The marketing spat between rival ISPs Virgin and BT has seen another advert banned, following a ruling that Virgin’s claim to have “the fastest broadband in the UK” was misleading.

Less than a month after a Virgin Media complaint about an “unbeatable broadband” advert from BT was branded misleading by the Advertising Standards Authority (ASA), the ISP has won a tit-for-tat victory over a Virgin advert.
According to the ASA, BT challenged whether the claim of “the UK’s fastest broadband” was misleading and could be substantiated, and the complaint was upheld.
Virgin argued it had based the claim on official Ofcom figures, but the watchdog ruled that because Ofcom data doesn’t include all ISPs – smaller, niche providers, for example – the claim could be seen as misleading.

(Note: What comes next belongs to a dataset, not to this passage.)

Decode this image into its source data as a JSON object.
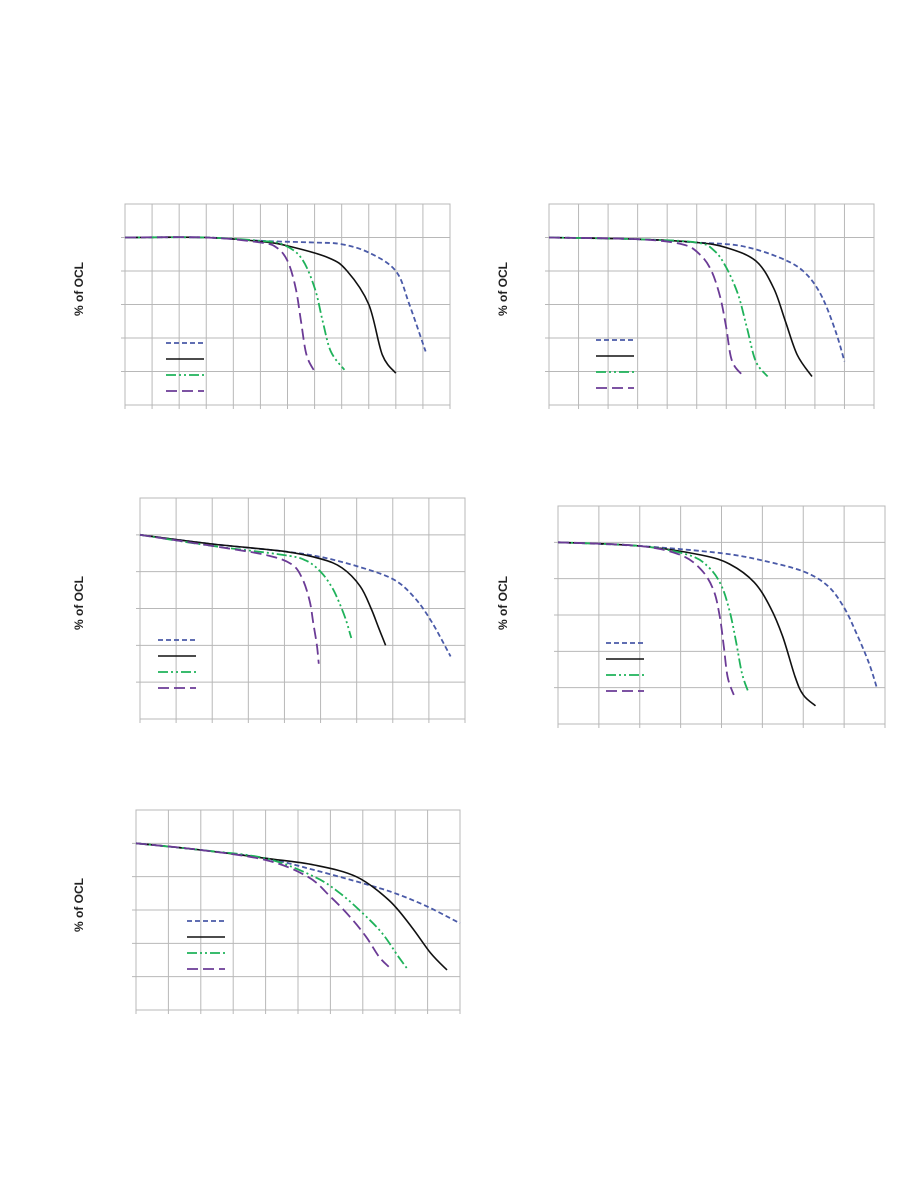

There were localised instances of niche providers or other ISPs not included in Ofcom’s reports that provided faster download speeds than Virgin’s
“The ASA noted that a previous adjudication, published in July 2011, had found that, because there were localised instances of niche providers or other ISPs not included in Ofcom’s reports that provided faster download speeds than Virgin’s, the absolute claim ‘the fastest broadband in the UK’ was misleading,” the ASA said.
Virgin usually qualified the statement by saying the claim was made in relation to broadband services which were widely available to UK consumers, but the ASA said that “would contradict rather than clarify the claim”.
The ASA ordered Virgin not to run the advert again but also said it “told Virgin not to claim that its broadband was the fastest in the UK unless it held adequate comparative evidence to substantiate that was the case”.